The eigenfunction equation is $$ x^2\varphi''+x\varphi'+\lambda\varphi=0 \\ x\varphi''+\varphi'+\lambda\frac{1}{x}\varphi =0 \\ -\frac{d}{dx}\left(x\frac{d}{dx}\varphi\right)=\lambda\frac{1}{x}\varphi. $$ So the Sturm-Liouville problem is studied on $L^2_{\sigma}[0,1]$ where $\sigma=1/x$. To be specific, the inner product on this space is $$ (f,g)_{\sigma} = \int_{1}^{2}f(x)\overline{g(x)}\frac{1}{x}dx. $$ Here $p(x)=x$ and $q(x)=0$.

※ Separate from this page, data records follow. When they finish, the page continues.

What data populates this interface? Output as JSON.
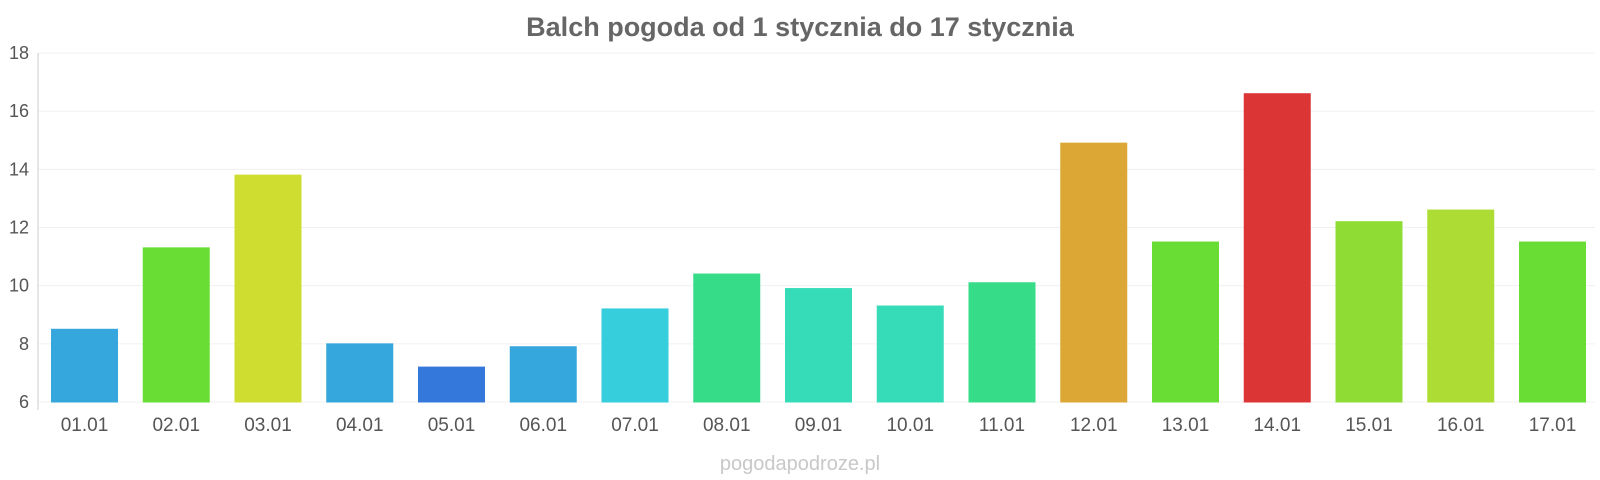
{
  "chart_data": {
    "type": "bar",
    "title": "Balch pogoda od 1 stycznia do 17 stycznia",
    "xlabel": "",
    "ylabel": "",
    "ylim": [
      6,
      18
    ],
    "yticks": [
      "6",
      "8",
      "10",
      "12",
      "14",
      "16",
      "18"
    ],
    "grid": true,
    "categories": [
      "01.01",
      "02.01",
      "03.01",
      "04.01",
      "05.01",
      "06.01",
      "07.01",
      "08.01",
      "09.01",
      "10.01",
      "11.01",
      "12.01",
      "13.01",
      "14.01",
      "15.01",
      "16.01",
      "17.01"
    ],
    "values": [
      8.5,
      11.3,
      13.8,
      8.0,
      7.2,
      7.9,
      9.2,
      10.4,
      9.9,
      9.3,
      10.1,
      14.9,
      11.5,
      16.6,
      12.2,
      12.6,
      11.5
    ],
    "colors": [
      "#36a7dc",
      "#69dd34",
      "#cfdd30",
      "#36a7dc",
      "#3578dc",
      "#36a7dc",
      "#36cddc",
      "#36dc88",
      "#36dcb8",
      "#36dcb8",
      "#36dc88",
      "#dca734",
      "#69dd34",
      "#dc3535",
      "#8fdd34",
      "#addd34",
      "#69dd34"
    ]
  },
  "watermark": "pogodapodroze.pl"
}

The problem is a regular problem because the interval is $[1,2]$ where $p$ does not vanish and the coefficients are non-singular.
By the way, there is a nice trick for getting rid of $p$ from such problems: make the substitution $$ \varphi(x) = \psi\left(\int\frac{1}{p}dx\right) $$ Then $p\frac{d}{dx}\varphi(x)= \psi'\left(\int\frac{1}{p}dx\right)$. In this case the substitution works out really well because the weight $\sigma$ is the reciprocal of $p$: $$ -\frac{1}{x}\psi''\left(\int\frac{1}{p}dx\right)=\lambda\frac{1}{x}\psi\left(\int\frac{1}{p}dx\right) \\ -\psi''(y) = \lambda \psi(y). $$ Here, $y=\int\frac{1}{x}dx=\ln(x)$ ranges over $[0,\ln(2)]$ as $x$ ranges over $[1,2]$. And, when you make the substitution, you're now working on $L^2[0,\ln(2)]$ where the weight is now unity.

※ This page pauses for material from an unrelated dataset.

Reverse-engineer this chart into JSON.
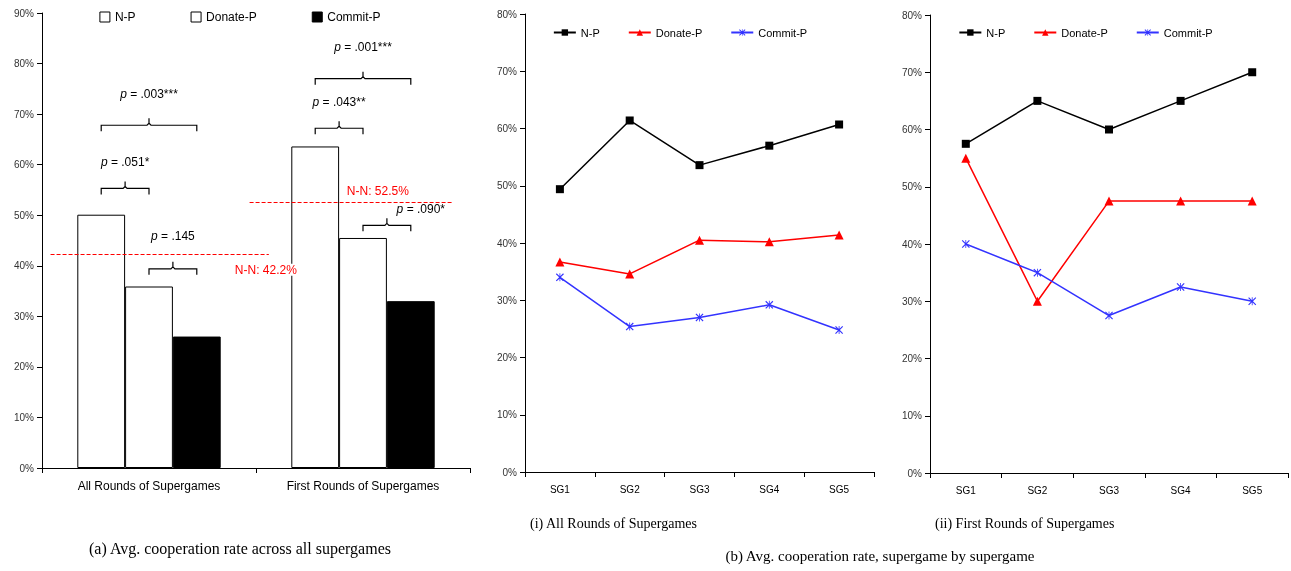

Without changing variables, the eigenfunction equation is Euler's equation $$ x^2\varphi''+x\varphi'+\lambda\varphi=0, $$ which always has a solution $x^{\alpha}$ where $$ \alpha(\alpha-1)+\alpha+\lambda=0 \\ \alpha^2+\lambda=0. $$ This leads to two linearly independent solutions if $\lambda \ne 0$: $$ \varphi(x) = Ae^{i\sqrt{\lambda}x}+Be^{-i\sqrt{\lambda}x}. $$ If $\lambda=0$, then $\varphi_{\lambda}=1$ is a solution, and the second independent solution is $\ln x$, which is easily obtained by solving $x^2\varphi'+x\varphi=0$ or $\varphi'/\varphi= -1/x$. $\lambda=0$ is not an eigenvalue because $A+B\ln x$ cannot vanish at $x=1$ and $x=2$ unless $A=B=0$. For non-zero $\lambda$, the solution of $$ x^2\varphi''+x\varphi'+\lambda\varphi=0 \\ \varphi(1)=0,\;\; \varphi'(1)=1 $$ is $\varphi(x) = Ae^{i\sqrt{\lambda}\ln x}+Be^{-i\sqrt{\lambda}\ln x}$ where $$ A+B=0, \;\;\; A-B=\frac{1}{i\sqrt{\lambda}}\\ A = \frac{1}{2i\sqrt{\lambda}},\;\;\; B=-\frac{1}{2i\sqrt{\lambda}},\\ \varphi_{\lambda}(x) = \frac{1}{2i\sqrt{\lambda}}(e^{i\sqrt{\lambda}\ln x}-e^{-i\sqrt{\lambda}\ln x}). $$ The eigenvalues $\lambda$ are the values of $\lambda$ for which $\varphi_{\lambda}(2)=0$, which happens iff $$ \sin(\sqrt{\lambda}\ln 2)=0 \sqrt{\lambda}\ln 2 = \pi,2\pi,3\pi,\cdots \\ \sqrt{\lambda} = \frac{n\pi}{\ln 2} \\ \varphi_{n}(x) = C_n\sin\left(n\pi\frac{\ln x}{\ln 2}\right). $$ The Fourier series for a function $f$ on $[1,2]$ is $$ f(x) = \sum_{n=1}^{\infty}\frac{(f,\varphi_n)_w}{(\varphi_n,\varphi_n)_w}\varphi_n(x) = \sum_{n=1}^{\infty}\frac{\int_{1}^{2}f(t)\varphi_n(t)\frac{1}{t}dt}{\int_{1}^{2}\varphi_n(t)^2\frac{1}{t}dt}\varphi_{n}(x). $$ The integrals are resolved by the substitution $x=\ln t$ so that $\frac{1}{t}dt=dx$ (as suggested by the substitution mentioned above.)